Teoria

TEORIA

Lukács, a lógica dialética e os limites do pensamento cientifico no capitalismo

Gilson Dantas

Brasília

sábado 2 de maio de 2015| Edição do dia

Existe uma enorme pressão da cultura burguesa e do próprio pensamento cientifico dominante na sociedade capitalista induzindo a parcialização do modo de pensar. No caso dos próprios cientistas, não apenas possuem escassa formação filosófica, dialética, como muito frequentemente, adotam, fora do laboratório (ou quando vão atribuir interpretações mais teóricas às suas experiências) uma linha de pensamento cartesiana, linear, próxima do senso comum tipicamente antidialético. Muitos arrematam suas conclusões contrariando a própria experiência, outros adotam explicações reducionistas e metafísicas para o universo ou para a matéria dos seus estudos.

Lukács polemizou com esse tipo de pensamento e procurou reafirmar os postulados dialéticos do materialismo. Esse debate já clássico se deu nos marcos dos novos avanços das ciências naturais do seu tempo, sobretudo da física atômica e sub-atômica, da mecânica quântica avançada. Tais debates continuam atuais, como se viu outro dia a polêmica em torno da “partícula de Deus1 ” e recorrentemente se vê com aqueles que concebem a matéria como algo incorpóreo, metafísico e se autoproclamam “quânticos”.

Como foi dito de início, o peso da cultura dominante, inclusive nos meios científicos, é tão colossal – e mais ainda em épocas conservadoras como foram os anos chamados neoliberais – que aqueles avanços das ciências da natureza reforçaram a visão filosófica antidialética de boa parte do mundo cientifico.

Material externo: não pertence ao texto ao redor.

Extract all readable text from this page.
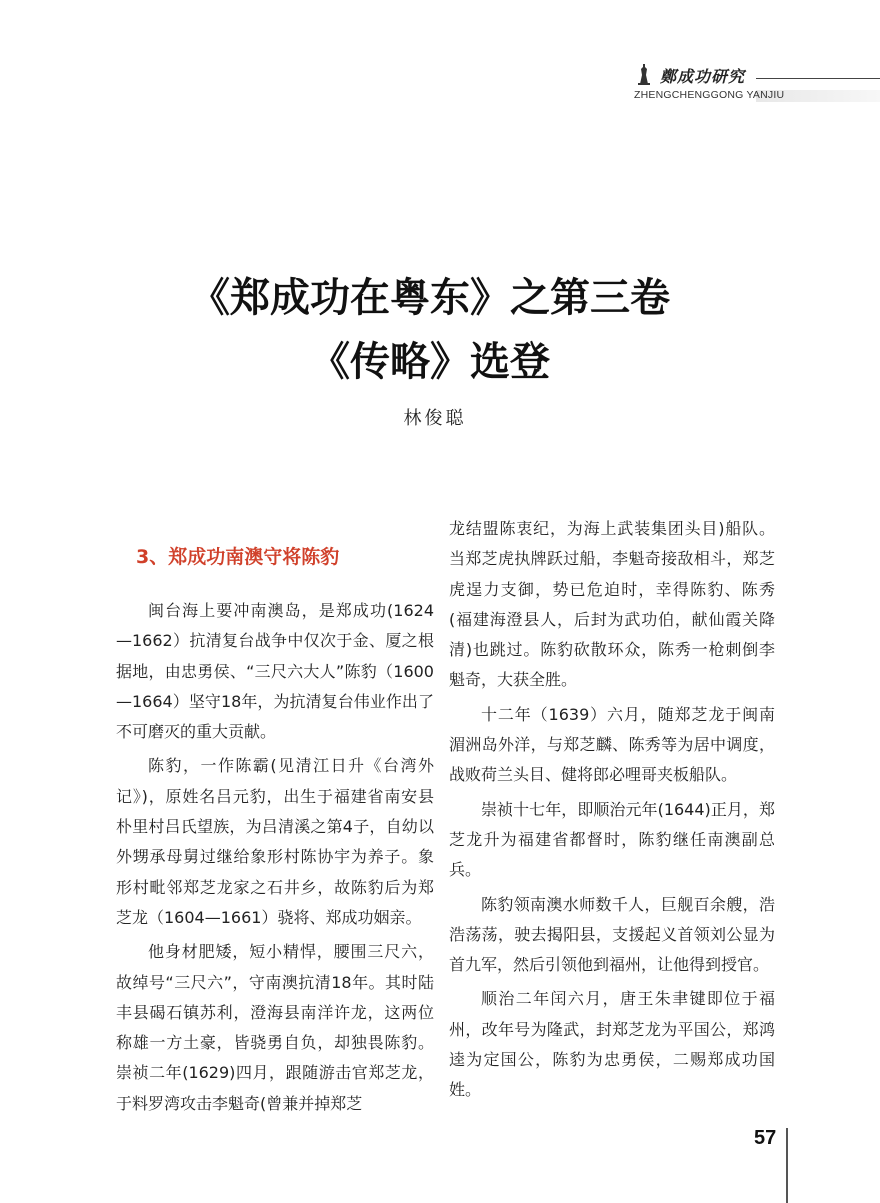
鄭成功研究
ZHENGCHENGGONG YANJIU
《郑成功在粤东》之第三卷
《传略》选登
林俊聪
3、郑成功南澳守将陈豹

闽台海上要冲南澳岛，是郑成功(1624—1662）抗清复台战争中仅次于金、厦之根据地，由忠勇侯、“三尺六大人”陈豹（1600—1664）坚守18年，为抗清复台伟业作出了不可磨灭的重大贡献。

陈豹，一作陈霸(见清江日升《台湾外记》)，原姓名吕元豹，出生于福建省南安县朴里村吕氏望族，为吕清溪之第4子，自幼以外甥承母舅过继给象形村陈协宇为养子。象形村毗邻郑芝龙家之石井乡，故陈豹后为郑芝龙（1604—1661）骁将、郑成功姻亲。

他身材肥矮，短小精悍，腰围三尺六，故绰号“三尺六”，守南澳抗清18年。其时陆丰县碣石镇苏利，澄海县南洋许龙，这两位称雄一方土豪，皆骁勇自负，却独畏陈豹。崇祯二年(1629)四月，跟随游击官郑芝龙，于料罗湾攻击李魁奇(曾兼并掉郑芝

龙结盟陈衷纪，为海上武装集团头目)船队。当郑芝虎执牌跃过船，李魁奇接敌相斗，郑芝虎逞力支御，势已危迫时，幸得陈豹、陈秀(福建海澄县人，后封为武功伯，献仙霞关降清)也跳过。陈豹砍散环众，陈秀一枪刺倒李魁奇，大获全胜。

十二年（1639）六月，随郑芝龙于闽南湄洲岛外洋，与郑芝麟、陈秀等为居中调度，战败荷兰头目、健将郎必哩哥夹板船队。

崇祯十七年，即顺治元年(1644)正月，郑芝龙升为福建省都督时，陈豹继任南澳副总兵。

陈豹领南澳水师数千人，巨舰百余艘，浩浩荡荡，驶去揭阳县，支援起义首领刘公显为首九军，然后引领他到福州，让他得到授官。

顺治二年闰六月，唐王朱聿键即位于福州，改年号为隆武，封郑芝龙为平国公，郑鸿逵为定国公，陈豹为忠勇侯，二赐郑成功国姓。

57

O motivo básico que fez com que avanços científicos na compreensão da estrutura da matéria impulsionassem toda uma onda metafísica, irracionalista e até agnóstica em amplos meios intelectuais, tem a ver com a tendência que assume o materialismo a operar de forma mecanicista. E portanto, com sua tendência a não se assumir – como na proposta de Marx e Engels – na condição de materialismo dialético, portanto não dando conta da lógica materialista da matéria.

Ou nas palavras de Lukács,

“A grande subversão da física moderna, essa subversão cujo resultado concreto não se manifesta para nós senão há pouco, data, como se sabe, da primeira década do nosso século. (...) Essa transformação manifestara-se, antes de mais nada, pela derrocada “brusca” de concepções consideradas inabaláveis há décadas e mesmo há séculos, sobre as qualidades e a estrutura da matéria. A dualidade clássica da matéria e da energia, da matéria e do movimento tornou-se “de repente” vacilante. A necessidade de noções físicas novas apresentava-se ao mesmo tempo motivada pela vontade de dar aos fenômenos que se acabava de descobrir, uma expressão adequada no plano do pensamento. Ora, sem o recurso do método dialético, a grande maioria dos físicos filósofos, como dos pensadores especializados em comentar a evolução das ciências naturais, recuava em desordem diante dessas questões, decididamente insolúveis. Essa fuga em pânico para o idealismo reacionário deveria arrastar inclusive certos físicos que permaneceram no entanto materialistas nos seus trabalhos científicos.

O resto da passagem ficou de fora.